El jardín terminó, sin embargo. Un porche
delicado sobre una loma daba acceso a una casa tan blanca como la pared
infinita. Todo estaba abierto. Todo tenía un aliento como de espera. Halló un
recibidor con un perchero. Un saco pulcro y parduzco en él. Varios paraguas
todos negros. Una alfombra caqui, larga y ribeteada de dorado. Unas escaleras
con balaustras de madera. Los escalones eran anchos, altos, extensos, y él,
mientras extraía el cuchillo largo pasándolo de mano en mano, tuvo tiempo de
imaginar que en realidad estaban pensados para gigantes. También esa sensación lo acompañó cuando se
aproximó al pasillo en que desembocaba la escalera. Una araña de cristal, con
las luces apagadas, pendía de un techo que bien podría ser de nubes, de tan
alto. Acertó a preguntarse qué tipo de luz proporcionaría una estructura así,
si no sería la de las estrellas mismas. Avanzó dudoso, y llegó hasta la puerta.
Las estrellas lo habían guiado, de ser correcto su pensamiento sobre esa araña.
Una puerta negra con cristales opalescentes saludó a su agitación contenida, y
cedió ante la menor presión dada por sus dedos.

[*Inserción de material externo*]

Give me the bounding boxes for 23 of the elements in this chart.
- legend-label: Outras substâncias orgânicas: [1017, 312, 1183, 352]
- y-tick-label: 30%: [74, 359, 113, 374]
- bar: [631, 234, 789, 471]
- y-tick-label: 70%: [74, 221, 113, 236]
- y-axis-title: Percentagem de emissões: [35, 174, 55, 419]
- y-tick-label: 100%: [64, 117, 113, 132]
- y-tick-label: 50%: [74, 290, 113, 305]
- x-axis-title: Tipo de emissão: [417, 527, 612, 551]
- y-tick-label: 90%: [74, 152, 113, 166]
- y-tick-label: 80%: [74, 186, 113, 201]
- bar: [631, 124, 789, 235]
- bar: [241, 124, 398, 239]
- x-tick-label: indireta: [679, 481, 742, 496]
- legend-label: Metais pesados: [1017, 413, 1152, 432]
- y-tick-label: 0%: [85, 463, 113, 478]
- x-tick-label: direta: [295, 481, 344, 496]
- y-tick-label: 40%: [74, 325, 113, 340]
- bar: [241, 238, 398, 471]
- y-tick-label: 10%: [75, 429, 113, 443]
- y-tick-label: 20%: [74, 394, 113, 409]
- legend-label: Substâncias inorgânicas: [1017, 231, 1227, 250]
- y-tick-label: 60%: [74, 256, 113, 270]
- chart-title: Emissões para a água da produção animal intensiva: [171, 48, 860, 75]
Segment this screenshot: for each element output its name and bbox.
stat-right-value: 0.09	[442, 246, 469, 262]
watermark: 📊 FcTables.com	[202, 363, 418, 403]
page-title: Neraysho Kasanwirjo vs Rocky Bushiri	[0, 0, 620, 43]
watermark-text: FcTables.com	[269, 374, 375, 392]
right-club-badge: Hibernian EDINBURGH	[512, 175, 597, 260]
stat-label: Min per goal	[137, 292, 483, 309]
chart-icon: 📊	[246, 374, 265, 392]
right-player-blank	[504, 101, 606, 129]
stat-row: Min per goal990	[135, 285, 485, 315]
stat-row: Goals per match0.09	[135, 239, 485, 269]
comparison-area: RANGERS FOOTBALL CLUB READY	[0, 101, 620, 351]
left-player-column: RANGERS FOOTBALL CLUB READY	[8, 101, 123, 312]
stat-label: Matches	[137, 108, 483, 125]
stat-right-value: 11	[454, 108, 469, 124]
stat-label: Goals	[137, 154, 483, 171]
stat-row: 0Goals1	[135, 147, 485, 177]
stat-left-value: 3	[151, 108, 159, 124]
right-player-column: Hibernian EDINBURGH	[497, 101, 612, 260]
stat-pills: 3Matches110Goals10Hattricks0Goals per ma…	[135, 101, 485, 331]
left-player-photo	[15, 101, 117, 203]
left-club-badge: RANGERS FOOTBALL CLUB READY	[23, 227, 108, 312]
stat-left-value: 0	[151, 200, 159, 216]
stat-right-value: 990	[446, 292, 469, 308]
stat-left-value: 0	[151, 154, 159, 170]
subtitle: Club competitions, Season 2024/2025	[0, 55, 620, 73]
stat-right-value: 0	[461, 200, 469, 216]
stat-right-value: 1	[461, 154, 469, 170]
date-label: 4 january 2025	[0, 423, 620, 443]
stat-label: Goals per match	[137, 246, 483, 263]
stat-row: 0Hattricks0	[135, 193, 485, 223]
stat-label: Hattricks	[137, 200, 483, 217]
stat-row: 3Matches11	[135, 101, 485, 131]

No hubo ningún chirrido. Algo de la misma
luz que se reflejaba en la pared externa, acá lo iluminaba todo. Unos muebles
desgastados ondeaban sombras geométricas. El piso era de machimbre, silencioso
como un sepulcro. Sobre éste, enmarcado por la luz y la sombra, un lecho se
elevaba blanco, túrgido y aislado de la cruel inmensidad de fuera. Dos efigies pacíficas reposaban cubiertas por
una manta gris tenue.
No costó mucho discernir que estaban
muertos. Probablemente no hacía mucho.
Él se sentó en el borde de la cama, y
contempló los rostros arrugados y sonrientes. Ella apoyaba su cabeza en el
pecho de su pareja, mientras las cabelleras tenues de ambos hacían una
derramada aureola blanca. Después, desvió la mirada, jugando todavía con el
cuchillo. La desvió hacia las paredes que no decían nada acerca de su misión,
ni de su odio. La enfocó hacia la ventana, y llegó a ver algo del jardín que
había dejado atrás hace mucho. Fue lo único que pudo ver. El resto era tan
remoto e incognoscible como la pregunta que un día un forastero le había
dirigido.
Y aún está allí, preguntándoselo todo. Yo
lo veo, mientras presiono estas teclas y termino por arrepentirme de su
existencia. Pero ya es tarde. No creo que nunca le permita ser más que dolor y
odio. Jamás le proporcionaré la respuesta.